Les journées raccourcissent et les températures baissent, autant de signes qui annoncent l’arrivée de l’hiver. Seuls les marchés financiers ne prennent pas froid, se payant même le luxe d’atteindre de nouveaux sommets. La peur de la récession qui s’était répandue de manière virale cet été a reculé ces derniers temps, entraînant une légère repentification des courbes de taux et une hausse du cours des actifs risqués. Alors, «quoi de neuf, Docteur»?

Trois catalyseurs au moins se cachent là-derrière. Primo, il y a l’espoir que nourrissent les marchés de voir se finaliser la première phase des négociations commerciales entre les Etats-Unis et la Chine. Même si cet éventuel accord préliminaire ne devrait pas être ambitieux, ce serait à tout le moins un premier pas dans la bonne direction. Secundo, on a observé ces dernières semaines une baisse sensible du risque de «Hard Brexit» à court terme.

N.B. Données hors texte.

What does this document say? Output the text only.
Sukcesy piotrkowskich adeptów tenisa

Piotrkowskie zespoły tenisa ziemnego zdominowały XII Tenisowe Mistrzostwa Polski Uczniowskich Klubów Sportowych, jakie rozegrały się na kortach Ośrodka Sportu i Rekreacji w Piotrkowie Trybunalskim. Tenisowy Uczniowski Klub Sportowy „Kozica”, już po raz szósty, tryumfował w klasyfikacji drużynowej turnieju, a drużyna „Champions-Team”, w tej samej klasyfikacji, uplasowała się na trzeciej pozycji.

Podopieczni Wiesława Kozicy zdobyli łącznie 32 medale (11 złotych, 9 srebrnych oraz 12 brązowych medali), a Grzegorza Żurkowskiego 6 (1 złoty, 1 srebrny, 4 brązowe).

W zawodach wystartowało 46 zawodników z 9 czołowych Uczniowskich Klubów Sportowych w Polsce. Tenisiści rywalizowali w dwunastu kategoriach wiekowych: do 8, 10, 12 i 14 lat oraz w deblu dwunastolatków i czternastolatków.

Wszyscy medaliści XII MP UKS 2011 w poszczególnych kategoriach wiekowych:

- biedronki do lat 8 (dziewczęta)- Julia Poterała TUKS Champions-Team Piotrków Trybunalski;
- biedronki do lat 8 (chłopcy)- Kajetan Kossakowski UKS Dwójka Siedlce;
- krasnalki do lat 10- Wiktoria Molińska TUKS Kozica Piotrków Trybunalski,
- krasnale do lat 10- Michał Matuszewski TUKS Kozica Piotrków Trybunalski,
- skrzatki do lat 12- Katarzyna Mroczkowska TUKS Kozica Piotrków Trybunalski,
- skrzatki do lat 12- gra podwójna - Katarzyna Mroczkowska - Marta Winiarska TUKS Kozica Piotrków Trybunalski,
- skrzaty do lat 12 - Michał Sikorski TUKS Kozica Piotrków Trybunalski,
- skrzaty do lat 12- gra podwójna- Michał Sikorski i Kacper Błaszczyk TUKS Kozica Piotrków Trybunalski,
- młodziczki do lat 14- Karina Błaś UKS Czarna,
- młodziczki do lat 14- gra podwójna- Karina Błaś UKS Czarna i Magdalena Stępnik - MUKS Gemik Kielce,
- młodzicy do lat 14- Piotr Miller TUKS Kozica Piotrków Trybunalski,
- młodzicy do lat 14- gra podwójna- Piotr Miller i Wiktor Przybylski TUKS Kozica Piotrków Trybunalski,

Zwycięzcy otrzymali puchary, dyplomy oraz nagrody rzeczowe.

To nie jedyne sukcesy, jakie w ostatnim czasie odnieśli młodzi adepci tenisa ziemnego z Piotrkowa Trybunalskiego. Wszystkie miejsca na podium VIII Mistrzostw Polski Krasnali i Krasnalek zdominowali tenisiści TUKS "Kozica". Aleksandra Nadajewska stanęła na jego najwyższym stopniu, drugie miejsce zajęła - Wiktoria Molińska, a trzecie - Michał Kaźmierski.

Pour la troisième fois cette année, la date du Brexit a été repoussée (janvier 2020), après la tenue d’élections législatives anticipées le 12 décembre prochain. Boris Johnson espère bien y obtenir une majorité lui permettant de faire voter «son» accord de sortie. Quoi qu’il arrive, le scénario de «No Deal» semble avoir diminué en probabilité car il n’est plus soutenu par le parti conservateur. Enfin, quelques indicateurs conjoncturels ont souligné une stabilisation du cycle économique mondial.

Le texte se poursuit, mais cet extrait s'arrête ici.